Marines: Why Russian Marines Cannot Have Nice Things


November 12, 2018: In September Russian naval infantry (marines) conducted an amphibious operation in the Baltic Sea. The exercise was conducted in the Kaliningrad enclave. This area used to be part of the ancient German province of East Prussia, which disappeared after World War II. Most of it went to Poland, but Russia retained the city of Konigsberg and its environs (15,100 square kilometers, about the size of Northern Ireland.) Russia renamed the city Kaliningrad and made it a major naval base. The coastline there is similar to what is found in Poland and the Baltic States. So an amphibious operation in Kaliningrad also sends a political message to other Baltic nations as well as providing some training for the 336th Guards Naval Infantry Brigade that is stationed in the Baltic as part of the Baltic Fleet. The September exercise involved 25 ships and 30 aircraft as well as 1,500 naval infantry. The Russian marines landed with 30 armored vehicles, using half a dozen of their elderly (Cold War era) amphibious warfare ships.

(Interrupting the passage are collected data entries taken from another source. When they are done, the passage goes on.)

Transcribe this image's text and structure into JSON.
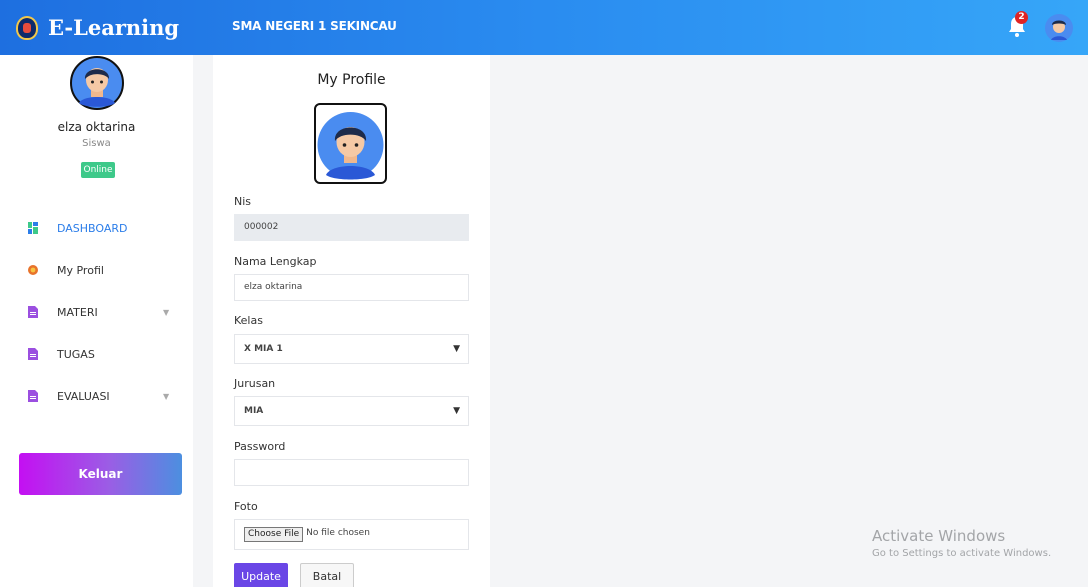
{
  "header": {
    "brand": "E-Learning",
    "school": "SMA NEGERI 1 SEKINCAU",
    "notification_count": "2"
  },
  "sidebar": {
    "user_name": "elza oktarina",
    "role": "Siswa",
    "status": "Online",
    "items": [
      {
        "label": "DASHBOARD",
        "icon": "dashboard-icon",
        "active": true
      },
      {
        "label": "My Profil",
        "icon": "profile-icon"
      },
      {
        "label": "MATERI",
        "icon": "document-icon",
        "has_caret": true
      },
      {
        "label": "TUGAS",
        "icon": "document-icon"
      },
      {
        "label": "EVALUASI",
        "icon": "document-icon",
        "has_caret": true
      }
    ],
    "logout_label": "Keluar"
  },
  "profile": {
    "title": "My Profile",
    "nis_label": "Nis",
    "nis_value": "000002",
    "name_label": "Nama Lengkap",
    "name_value": "elza oktarina",
    "kelas_label": "Kelas",
    "kelas_value": "X MIA 1",
    "jurusan_label": "Jurusan",
    "jurusan_value": "MIA",
    "password_label": "Password",
    "password_value": "",
    "foto_label": "Foto",
    "file_button": "Choose File",
    "file_status": "No file chosen",
    "update_label": "Update",
    "cancel_label": "Batal"
  },
  "watermark": {
    "title": "Activate Windows",
    "subtitle": "Go to Settings to activate Windows."
  },
  "colors": {
    "header_start": "#1e6fe0",
    "header_end": "#36a6f8",
    "active_menu": "#2b7de9",
    "online": "#3ec98a",
    "update_button": "#6a46e6"
  }
}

These amphibious exercises are becoming larger and more frequent. The September one landed a battalion of naval infantry as did the ones in 2015 and 2017. But each of these three exercises grew more complex (more ships and aircraft) as the years went by. Before 2015 these exercises were smaller (landing a company of troops) and much less complex. The naval infantry have recently replaced their older light tanks with upgraded T-72s or T-80s. The naval infantry is also receiving new IFV (infantry fighting vehicles) and light weapons along with modern equipment. The naval infantry (sometimes referred to as naval Spetsnaz) are the last of the special operations troops to receive new equipment. The airborne forces have received several new armored vehicles and the commandos (including the few hundred naval commandos) were the first to get their gear upgraded, often with Western-made stuff.

Russia currently has about 9,000 naval infantry, organized into brigades assigned to the regional fleets (Northern, Pacific, Baltic Sea, Black Sea and Caspian Sea). The brigades now have 30 or so tanks and even more amphibious infantry vehicles. While considered an elite force, they are in need of new amphibious shipping to be effective. All the current amphibious ships entered service before the Soviet Union dissolved in 1991. Since then only one new class of amphibious ship was built and it was not a success. That is not a good sign for the Russian marines. As has happened the Russian naval infantry can be used as high-quality infantry but Russia would prefer to use them for the job they train to do.

How that one new amphibious ship got built and accepted by the navy Russian reveals much. Fourteen years after construction began the first of a new Russian class of amphibious ships that Gren class ships finally entered service in early 2018. There were many delays but the final one had to do with “design flaws” discovered when Gren began its sea trials in mid-2016. The main flaws where hull stability and engine reliability. It took 18 months to deal with that and sea trials resumed in late 2017. Finally, the Russian Navy declared the Gren fit for service in May 2018. However, only two of this class will be built. The second one began construction in 2014 and has had the flaws of the first one fixed before it was launched in May 2018. The second ship should be in service by 2019.

Gren was launched in 2012 and was supposed to be fitted out and delivered by 2014, a decade after construction began. But there were more delays. Called the Ivan Gren class, after its lead ship, these 120 meter (384 foot) long vessels each displace 6,500 tons, have a crew of 110, and can carry 13 tanks or 36 infantry fighting vehicles and 300 infantry. Top speed is 33 kilometers per hour and max range is 6,500 kilometers (cruising at 30 kilometers an hour) with max endurance of 30 days. Armament consists of three AK630 30mm automatic cannon for missile defense as well as against aircraft and small naval targets. The range of these weapons is 5,000 meters. One of the AK630s is the dual version (two six barrel 30mm autocannon in one turret) while the other two are single six barrel versions (similar to the American Phalanx). There are also two 14.5mm machine-guns and a helicopter pad and hanger for two KA-27/29 helicopters.

Four more Grens were to be built if the first one performed well. It didn’t. The first one cost about $200 million (including all the extra expense of fixing the flaws). The Grens appear to be updates of the Ropucha class LSTs, 28 of which were built in the 1960s and 70s. A few of these 4,100 ton Ropuchas are still in service but just barely.

The Russian government has been unhappy with the performance of Russian shipyards and sought to buy amphibious ships from France, in part to get some French shipbuilding technology and an opportunity to show Russian shipbuilders how it should be done. These Mistral class ships were completed by 2014 but never delivered because of the Russian invasion of Ukraine and the subsequent (and still existing) sanctions. France refunded Russia the billion dollars already paid and eventually sold the Russian Mistrals (complete with winterization features to deal with arctic conditions) to Egypt.